The aim of the project was to raise awareness around and promote the welfare of employees in Zimbabwe. This was to be done using theatre and other communication strategies to promote education and stimulate dialogue in ten targeted workplace communities.
Issues that were to be discussed included health and safety, gender empowerment and gender based violence prevention. Jasen Mphepo, who is the Executive Director of Patsime Trust, spoke to us about the project – and about a few surprises they encountered on the way:
Tell us a bit more about the project?
It was presented on farms and in companies in and outside of Harare, and entailed social impact industrial theatre. In terms of the companies, we targeted blue collar employees. The format would be that we would do edutaining performances, and then have post-performance discussions with employees. We looked at workers’ rights such as ensuring workers are paid fairly, and also how to engage with employers in meaningful conversations around fair conditions and payment.
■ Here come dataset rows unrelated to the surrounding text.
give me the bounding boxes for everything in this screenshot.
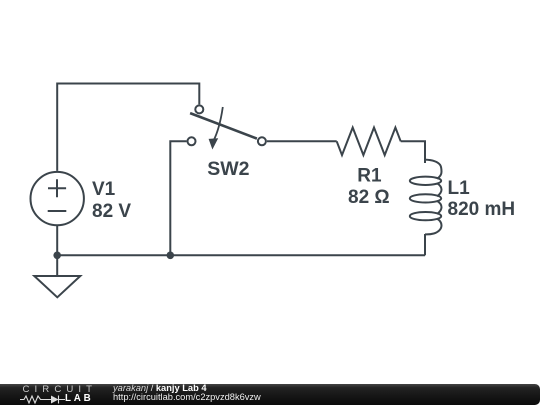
wire switch to resistor [267, 140, 337, 142]
V1 minus sign [48, 210, 67, 212]
wire V1 bottom [56, 225, 58, 255]
svg-text:L1: L1 [448, 178, 471, 199]
switch SW2 terminal left [188, 137, 196, 145]
footer bar [0, 384, 540, 405]
switch SW2 terminal right [258, 137, 266, 145]
wire switch left throw down [170, 141, 186, 255]
wire bottom horizontal [57, 254, 425, 256]
resistor R1 zigzag [337, 128, 401, 156]
wire resistor to inductor [401, 141, 425, 163]
inductor L1 coil [425, 160, 442, 179]
ground [34, 255, 80, 297]
voltage source V1 [31, 172, 84, 225]
switch arrow arc [214, 107, 223, 141]
CircuitLab logo text [23, 384, 98, 395]
footer url [113, 392, 261, 402]
wire top horizontal [57, 84, 199, 171]
switch SW2 blade [190, 113, 257, 139]
V1 plus sign [48, 179, 66, 197]
svg-text:82 Ω: 82 Ω [348, 187, 390, 208]
switch arrow head [209, 138, 219, 149]
svg-text:820 mH: 820 mH [448, 199, 516, 220]
svg-text:SW2: SW2 [207, 158, 249, 180]
CircuitLab logo doodle [20, 394, 90, 405]
junction dot left [53, 252, 61, 260]
switch SW2 terminal top [195, 105, 203, 113]
svg-text:82 V: 82 V [92, 201, 131, 222]
svg-text:V1: V1 [92, 179, 116, 200]
svg-text:R1: R1 [357, 166, 382, 187]
junction dot middle [167, 252, 175, 260]
wire inductor bottom [424, 234, 426, 255]
footer title [113, 383, 207, 393]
For farms, we initially targeted farm workers employed on specific farms that we had selected. But after two performances, we were encouraged to make contact with the compounds around the farms. These compounds house seasonal and informal workers – many of them do the same work as the permanently employed workers, but on a temporary or seasonal basis. So they have the same, or even more, issues to address.
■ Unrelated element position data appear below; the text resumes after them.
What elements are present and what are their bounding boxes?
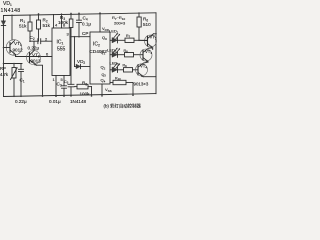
labels	[0, 1, 157, 109]
svg-text:IC1: IC1	[57, 40, 64, 46]
svg-text:VD1: VD1	[3, 1, 12, 7]
wire pin3 output line	[70, 36, 90, 38]
svg-text:Q1: Q1	[101, 50, 106, 56]
node dots	[3, 12, 157, 97]
svg-text:9012: 9012	[13, 48, 24, 53]
svg-text:0.1μ: 0.1μ	[82, 22, 91, 27]
capacitor C5	[68, 84, 74, 87]
svg-text:C2: C2	[30, 35, 35, 41]
resistor R6	[138, 13, 140, 17]
wire pin8 stub	[61, 14, 63, 28]
wire VT1 collector drop	[11, 15, 13, 40]
svg-text:R9: R9	[123, 64, 128, 69]
resistor R2	[38, 14, 40, 20]
wire top rail	[4, 13, 157, 16]
svg-text:4.7k: 4.7k	[0, 72, 9, 77]
svg-text:(b) 彩灯自动控制器: (b) 彩灯自动控制器	[104, 102, 142, 109]
svg-text:LED3: LED3	[110, 61, 120, 67]
wire R3 column down	[70, 37, 72, 85]
svg-text:555: 555	[57, 47, 66, 53]
potentiometer RP	[13, 64, 15, 68]
svg-text:VT3: VT3	[145, 49, 152, 55]
wire VD2 drop	[74, 37, 76, 67]
LED LED3	[110, 63, 138, 72]
svg-text:9013×3: 9013×3	[134, 82, 149, 87]
capacitor C4	[78, 13, 80, 20]
transistor VT4	[136, 64, 148, 76]
LED LED2	[110, 48, 143, 57]
transistor VT1	[6, 40, 22, 56]
svg-text:510: 510	[143, 22, 151, 27]
resistor R10 Q4 row	[110, 82, 113, 84]
svg-text:100k: 100k	[58, 20, 69, 25]
svg-text:0.22μ: 0.22μ	[15, 99, 27, 104]
svg-text:VT2: VT2	[32, 53, 40, 59]
svg-text:VT2: VT2	[150, 35, 157, 41]
wire pin1 stub	[55, 76, 57, 97]
svg-text:VT4: VT4	[140, 64, 147, 70]
svg-text:100k: 100k	[80, 92, 91, 97]
svg-text:R10: R10	[115, 77, 121, 82]
svg-text:R5: R5	[82, 81, 87, 87]
svg-text:Q0: Q0	[102, 35, 107, 41]
svg-text:1N4148: 1N4148	[70, 99, 87, 104]
wire left vertical	[3, 16, 5, 97]
svg-text:1N4148: 1N4148	[1, 8, 21, 14]
transistor VT2	[27, 51, 41, 65]
wire right vertical	[155, 13, 157, 94]
capacitor C3	[63, 76, 65, 86]
wire RP node line	[4, 63, 23, 65]
svg-text:Q4: Q4	[101, 78, 106, 84]
svg-text:RP: RP	[0, 66, 6, 71]
svg-text:C5: C5	[64, 80, 69, 85]
svg-text:LED1: LED1	[109, 29, 119, 35]
svg-text:VSS: VSS	[105, 87, 112, 93]
capacitor C2	[30, 40, 52, 42]
resistor R1	[29, 15, 31, 22]
resistor R3	[70, 13, 72, 19]
svg-text:IC2: IC2	[93, 42, 100, 48]
op-amp U1 IC1 555 box	[52, 28, 70, 76]
wire VSS stub	[101, 84, 103, 96]
svg-text:Q2: Q2	[101, 65, 106, 71]
svg-text:CP: CP	[82, 31, 88, 36]
transistor VT2r	[145, 35, 157, 47]
wire pin6 line	[16, 56, 53, 58]
svg-text:R7: R7	[126, 34, 131, 39]
diode VD2	[75, 66, 77, 68]
svg-text:C1: C1	[20, 78, 25, 84]
capacitor C1	[20, 64, 22, 70]
svg-text:C4: C4	[83, 16, 88, 22]
svg-text:51k: 51k	[19, 24, 27, 29]
op-amp U2 IC2 CD4022 box	[90, 32, 110, 84]
svg-text:C3: C3	[57, 82, 62, 88]
transistor VT3	[140, 49, 152, 61]
svg-text:LED2: LED2	[107, 48, 117, 54]
wire bottom rail	[4, 94, 157, 97]
diode VD1	[1, 21, 5, 25]
wire pin4 stub	[53, 14, 55, 28]
svg-text:R8: R8	[124, 49, 129, 54]
LED LED1	[110, 34, 148, 43]
svg-text:0.22μ: 0.22μ	[28, 46, 40, 51]
svg-text:0.01μ: 0.01μ	[49, 99, 61, 104]
resistor R5	[74, 86, 77, 88]
svg-text:200×3: 200×3	[114, 21, 126, 26]
svg-text:9013: 9013	[31, 59, 42, 64]
svg-text:VT1: VT1	[14, 41, 22, 47]
wire VDD stub	[99, 13, 101, 32]
svg-text:51k: 51k	[43, 23, 51, 28]
svg-text:VD2: VD2	[77, 59, 85, 65]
In fact, fulltime workers with permanent contracts are often aware of their rights – and they have them on paper. Seasonal workers are more vulnerable to exploitation, low pay, unsafe conditions of work with a lack of proper equipment or clothing. These are the people we educated about their rights, and encouraged to stand up for their rights. We talked about not remaining silent, but to take action – particularly in cases of sexual harassment and exploitation.
Did you have set goals, in terms of how many people to reach?
The initial plan was to go into the selected farms in a controlled environment. We have policies in place, for safety, communication etc. But because we were informed by the farm managers that there was a greater need to reach out to the people in the compound, we ended up with huge crowds. We did six roadshows in three compounds, each reaching around 1500 people at a time!
How did this affect your planning?
One thing that was unexpected was that the people we were talking asked why don’t we bring the services to them (such as health and legal services)? So we engaged with CESHAAR, to provide mobile clinic services (especially for single mothers and commercial sex workers). This increase in demand was unexpected, but we can work with this in future. The uptake was really good. WE also got the police involved, to talk about how to report cases (especially concerning exploitation and rape), and which channels to take, when such things happen.
To be honest, this was all really, really amazing for us, and something we want to continue doing.
How big is your team, and what do they do?
For this project, we had a team of four actors. We also have a DJ who controls the PA system and plays music, and a driver – so six people. When we set up, we play music to draw the people. We get them to come on stage, maybe recite a poem, or dance. If we have materials, we’ll hand out caps or T-shirts. Once we have a big enough crowd, we do our performance, then hold discussions, and direct people to services if needed.
What worked – and what didn’t work?
We reached the right target groups, especially in the compounds. There is a great need, and we were able to help. What was more of a challenge was working in “uncontrolled” environments, where some people may attempt to “hijack” the proceedings from apolitical perspective. IN future, we would engage with community leaders before an event to prevent any potential “hijacking” scenarios.
Another lesson we learnt is that it is tricky to do evaluations in an uncontrolled environment. We want to be able to identify people to whom we can give forms to fill – so that there is an evaluation before an event, to see levels of information; and then again after the event, to see any knowledge benefits or gains. We’re still in the planning phases, trying things as we go along.
And moving forward?
We really want to do this again – there is a dearth of dissemination of information, especially on the farms and compounds. People loved the entertainment, and also got the value of education out of it. The whole experience was really interesting, and showed there is a real need for this.
We actually are planning something soon: during the Covid lockdowns, we made several films. We are going to show these films in a series of outdoor screenings to these communities in the compounds. It’ll be over three days, and I am really excited to see how this goes!